Nr. 03/2018 vom 18.01.2018

Werden wir bald alle ferngesteuert?

Von Franziska Meister

«Wissenschaft muss ihre gesellschaftliche Relevanz beweisen.» Das reklamiert niemand Geringeres als eine der weltweit tonangebenden Hochschulen, die ETH Zürich. Und sie weiss auch wie: mit Bloggen. Seit 2013 betreibt sie einen «Zukunftsblog», in dem sich ForscherInnen des Hauses rund um das Thema Nachhaltigkeit an ein breites Publikum wenden.

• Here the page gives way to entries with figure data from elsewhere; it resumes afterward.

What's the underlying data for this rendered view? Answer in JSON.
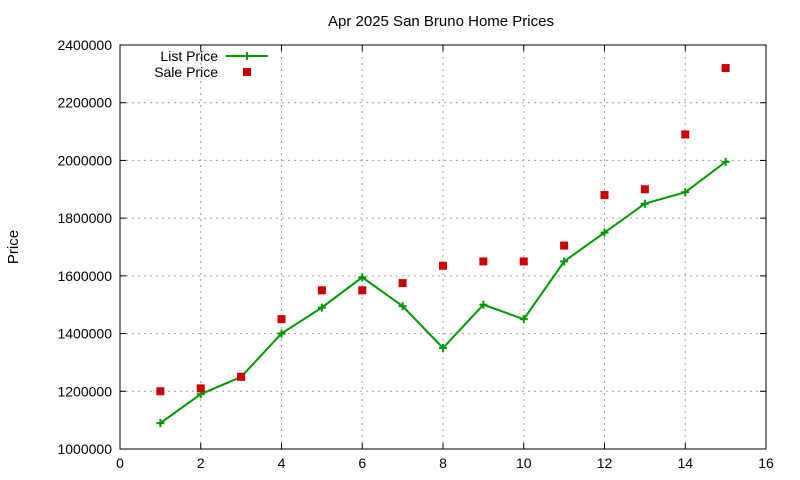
{
  "chart_data": {
    "type": "line",
    "title": "Apr 2025 San Bruno Home Prices",
    "xlabel": "",
    "ylabel": "Price",
    "xlim": [
      0,
      16
    ],
    "ylim": [
      1000000,
      2400000
    ],
    "x_ticks": [
      "0",
      "2",
      "4",
      "6",
      "8",
      "10",
      "12",
      "14",
      "16"
    ],
    "y_ticks": [
      "1000000",
      "1200000",
      "1400000",
      "1600000",
      "1800000",
      "2000000",
      "2200000",
      "2400000"
    ],
    "grid": true,
    "legend_position": "top-left",
    "series": [
      {
        "name": "List Price",
        "style": "line-with-plus-markers",
        "color": "#009900",
        "x": [
          1,
          2,
          3,
          4,
          5,
          6,
          7,
          8,
          9,
          10,
          11,
          12,
          13,
          14,
          15
        ],
        "y": [
          1090000,
          1190000,
          1250000,
          1400000,
          1490000,
          1595000,
          1495000,
          1350000,
          1500000,
          1450000,
          1650000,
          1750000,
          1850000,
          1890000,
          1995000
        ]
      },
      {
        "name": "Sale Price",
        "style": "square-points",
        "color": "#cc0000",
        "x": [
          1,
          2,
          3,
          4,
          5,
          6,
          7,
          8,
          9,
          10,
          11,
          12,
          13,
          14,
          15
        ],
        "y": [
          1200000,
          1210000,
          1250000,
          1450000,
          1550000,
          1550000,
          1575000,
          1635000,
          1650000,
          1650000,
          1705000,
          1880000,
          1900000,
          2090000,
          2320000
        ]
      }
    ]
  }
}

Bislang allerdings war die Resonanz bescheiden, mehr als eine Handvoll Kommentare vermochte kaum einer der inhaltlich durchaus interessanten und anschaulich formulierten Texte zu generieren. Selbst der Klimaforscher, der Anfang 2016 ankündigte, ein Jahr lang aufs Fliegen zu verzichten, hat nicht ernsthaft «eine Debatte entfacht», wie die ETH behauptet. Ein Dutzend Kommentare reichen in digitalen Zeiten dazu schlicht nicht aus. Deshalb tritt die ETH jetzt die Flucht nach vorne an: Seit Januar 2018 bloggen Professoren neu zu Digitalisierung und Gesundheit.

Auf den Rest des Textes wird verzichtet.